L’Ituri, et plus particulièrement le territoire de Djugu, reste en proie à des violences sécuritaires chroniques qui mettent à rude épreuve la cohésion sociale et la stabilité de la province. Face à cette situation délétère, Tabo Makusi, ancienne députée nationale élue de cette circonscription jusqu’en 2023, a lancé un appel vibrant depuis Kinshasa en faveur d’un dialogue inter-Iturien immédiat comme clé de voûte pour réparer le tissu social déchiré et restaurer la paix.
Son analyse est claire : la solution aux maux Ituriens ne viendra pas uniquement d’en haut, mais doit être forgée par les communautés elles-mêmes, en cessant les querelles intestines et les campagnes de diabolisation qui minent l’unité.
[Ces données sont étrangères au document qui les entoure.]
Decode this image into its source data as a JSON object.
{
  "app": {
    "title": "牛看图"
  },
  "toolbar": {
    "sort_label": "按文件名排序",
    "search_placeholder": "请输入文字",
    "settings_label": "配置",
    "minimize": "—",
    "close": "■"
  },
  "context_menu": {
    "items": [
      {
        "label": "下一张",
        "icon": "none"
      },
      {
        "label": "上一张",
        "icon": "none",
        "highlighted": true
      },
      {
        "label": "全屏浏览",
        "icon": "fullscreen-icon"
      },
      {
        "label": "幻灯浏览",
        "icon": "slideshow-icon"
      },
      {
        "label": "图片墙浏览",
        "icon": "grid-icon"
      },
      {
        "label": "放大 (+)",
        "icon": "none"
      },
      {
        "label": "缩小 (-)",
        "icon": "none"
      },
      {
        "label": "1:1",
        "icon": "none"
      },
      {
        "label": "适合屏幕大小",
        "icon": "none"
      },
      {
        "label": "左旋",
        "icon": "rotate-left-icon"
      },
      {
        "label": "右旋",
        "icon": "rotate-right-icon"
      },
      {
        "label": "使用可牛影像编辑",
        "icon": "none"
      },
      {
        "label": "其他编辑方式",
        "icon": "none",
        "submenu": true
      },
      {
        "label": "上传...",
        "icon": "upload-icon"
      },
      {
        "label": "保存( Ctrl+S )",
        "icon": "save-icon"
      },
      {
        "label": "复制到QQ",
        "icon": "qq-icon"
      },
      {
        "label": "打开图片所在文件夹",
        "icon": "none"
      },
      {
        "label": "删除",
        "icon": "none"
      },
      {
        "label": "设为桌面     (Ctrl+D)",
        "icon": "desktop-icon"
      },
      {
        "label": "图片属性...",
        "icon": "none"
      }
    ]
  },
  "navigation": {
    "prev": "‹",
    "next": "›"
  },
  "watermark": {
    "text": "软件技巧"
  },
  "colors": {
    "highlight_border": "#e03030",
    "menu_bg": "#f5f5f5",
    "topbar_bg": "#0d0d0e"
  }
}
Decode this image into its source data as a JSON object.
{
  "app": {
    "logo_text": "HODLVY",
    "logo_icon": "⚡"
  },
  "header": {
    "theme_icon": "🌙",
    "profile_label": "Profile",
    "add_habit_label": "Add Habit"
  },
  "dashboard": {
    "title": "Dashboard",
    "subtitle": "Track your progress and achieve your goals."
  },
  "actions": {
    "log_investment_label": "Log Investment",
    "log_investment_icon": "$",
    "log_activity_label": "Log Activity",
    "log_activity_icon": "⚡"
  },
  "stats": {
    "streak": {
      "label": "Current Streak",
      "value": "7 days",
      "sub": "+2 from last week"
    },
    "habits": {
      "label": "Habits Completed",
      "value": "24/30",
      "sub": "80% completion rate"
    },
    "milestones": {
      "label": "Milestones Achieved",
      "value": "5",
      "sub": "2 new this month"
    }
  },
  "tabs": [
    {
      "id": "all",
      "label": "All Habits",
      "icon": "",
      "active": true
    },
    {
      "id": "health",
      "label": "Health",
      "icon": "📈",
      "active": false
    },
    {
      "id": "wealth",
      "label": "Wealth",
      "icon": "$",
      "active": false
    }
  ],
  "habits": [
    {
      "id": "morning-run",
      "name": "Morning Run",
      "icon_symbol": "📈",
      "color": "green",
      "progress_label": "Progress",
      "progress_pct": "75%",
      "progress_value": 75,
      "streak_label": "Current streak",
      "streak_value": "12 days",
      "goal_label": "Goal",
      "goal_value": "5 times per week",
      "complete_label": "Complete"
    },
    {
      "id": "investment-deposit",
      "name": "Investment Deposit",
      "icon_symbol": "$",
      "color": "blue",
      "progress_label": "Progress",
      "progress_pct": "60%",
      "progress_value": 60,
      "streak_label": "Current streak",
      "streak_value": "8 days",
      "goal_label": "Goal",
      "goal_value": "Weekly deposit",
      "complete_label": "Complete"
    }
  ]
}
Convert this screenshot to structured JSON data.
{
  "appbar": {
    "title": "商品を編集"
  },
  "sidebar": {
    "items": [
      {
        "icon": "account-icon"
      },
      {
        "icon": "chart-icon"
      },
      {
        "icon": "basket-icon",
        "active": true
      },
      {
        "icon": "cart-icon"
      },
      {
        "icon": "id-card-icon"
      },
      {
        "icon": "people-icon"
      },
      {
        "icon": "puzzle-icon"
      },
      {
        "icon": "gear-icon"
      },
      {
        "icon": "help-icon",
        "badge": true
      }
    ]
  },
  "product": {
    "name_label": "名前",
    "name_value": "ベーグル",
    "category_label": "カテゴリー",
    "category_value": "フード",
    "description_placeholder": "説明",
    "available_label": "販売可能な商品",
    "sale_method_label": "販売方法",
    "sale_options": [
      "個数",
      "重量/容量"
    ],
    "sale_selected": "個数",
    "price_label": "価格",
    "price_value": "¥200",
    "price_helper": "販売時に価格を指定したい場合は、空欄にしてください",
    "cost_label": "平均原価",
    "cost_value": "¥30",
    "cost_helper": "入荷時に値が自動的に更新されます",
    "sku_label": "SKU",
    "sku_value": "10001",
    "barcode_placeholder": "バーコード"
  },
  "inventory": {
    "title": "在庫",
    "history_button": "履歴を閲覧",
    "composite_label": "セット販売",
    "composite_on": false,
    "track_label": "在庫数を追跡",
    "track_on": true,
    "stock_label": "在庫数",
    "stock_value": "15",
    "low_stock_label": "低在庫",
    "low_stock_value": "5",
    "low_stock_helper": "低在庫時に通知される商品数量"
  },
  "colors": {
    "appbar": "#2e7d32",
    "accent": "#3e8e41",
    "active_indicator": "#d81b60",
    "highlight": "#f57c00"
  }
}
Tabo Makusi met d’abord en lumière un problème d’ordre administratif qui, selon elle, contribue à la confusion sécuritaire, notamment dans le territoire de Djugu. Elle dénonce la division administrative observée dans la gestion du secteur de Walendu Djatsi (séparé en Djatsi Nord et Sud).
Cette fragmentation crée une opacité dans l’identification des auteurs des crimes perpétrés le long du corridor nord, compliquant la traçabilité et l’action des forces de sécurité. L’ancienne élue y voit une preuve de l’extension des exactions des miliciens qui touchent désormais la chefferie de Bahema Badjere, signalant une progression et une complexification de la crise au-delà de ses foyers initiaux.
Pour Tabo Makusi, la désorganisation administrative locale se superpose aux tensions communautaires, offrant un terrain fertile à la manœuvre des groupes armés, qu’ils soient locaux ou étrangers.
Au cœur de son plaidoyer, l’ancienne députée exhorte vivement l’Union des Associations Culturelles pour le Développement de l’Ituri (UNADI) à prendre ses responsabilités en organisant « très rapidement » un dialogue inter-iturien, qu’elle conçoit comme une « grande table ronde communautaire ».
L’objectif de cette initiative est fondamental : permettre à toutes les communautés locales de s’asseoir ensemble et de se « dire des vérités en face ». Ce processus d’échange interne, d’introspection et de reconnaissance mutuelle est perçu comme l’étape indispensable pour identifier les racines profondes des divisions et des ressentiments qui nourrissent la violence. C’est en faisant le travail de vérité au niveau local que les Ituriens pourront forger une vision commune de l’avenir et mettre fin au cycle de la vengeance et des tueries.
« Voyez comment le sang versé des Ituriens nous rend faibles… il y a moyen qu’on pense à une étape du développement », a-t-elle déclaré, soulignant à quel point les violences actuelles non seulement coûtent des vies, mais freinent tout espoir de progrès et de développement durable pour la province.
Tabo Makusi ne s’est pas limitée à appeler au dialogue communautaire ; elle a également interpellé ses pairs politiques. Elle a dénoncé avec vigueur la « campagne de diabolisation » menée par certains acteurs politiques contre d’autres, une tactique qui ne fait qu’aggraver la méfiance et la fracture au lieu de favoriser la recherche de solutions.
S’adressant spécifiquement à certains anciens collègues, comme l’ancien député national Ngabu Pkarr, elle recommande la maîtrise de la situation et exhorte les leaders à éviter de critiquer les autres dans les bistros sans un fondement correct. Son message est clair : l’heure n’est plus aux querelles politiciennes stériles, mais à l’unité et à l’action constructive pour la survie de l’Ituri.
Les tueries incessantes, insiste-t-elle, constituent des actes qui dévalorisent les fils et filles Ituriens au niveau national, ternissant l’image de la province et affaiblissant leur position dans les arènes du pouvoir national.
L’ancienne élue a enfin adressé ses sincères compassions aux habitants de la chefferie de Mambisa (notamment Mabanga, Nizi, Ndookebo) dans le territoire de Djugu, durement frappés par les récentes crises sécuritaires. Elle a déploré non seulement les meurtres commis par les milices, mais aussi les « dérapages de certains éléments incontrôlés des forces de l’ordre et de défenses », reconnaissant ainsi la double peine subie par les populations civiles.
Tabo Makusi a réitéré son appel pressant au Gouvernement Congolais pour qu’il prenne ses responsabilités et garantisse de manière effective la sécurité aux civils locaux, en particulier ceux du territoire de Djugu, victimes d’atrocités depuis la résurgence des violences à la fin de l’année 2017.
Le message de Tabo Makusi est un rappel que l’effort de paix en Ituri est une course contre la montre, nécessitant une convergence des actions militaires de l’État et d’un processus politique et social inclusif mené par les Ituriens eux-mêmes.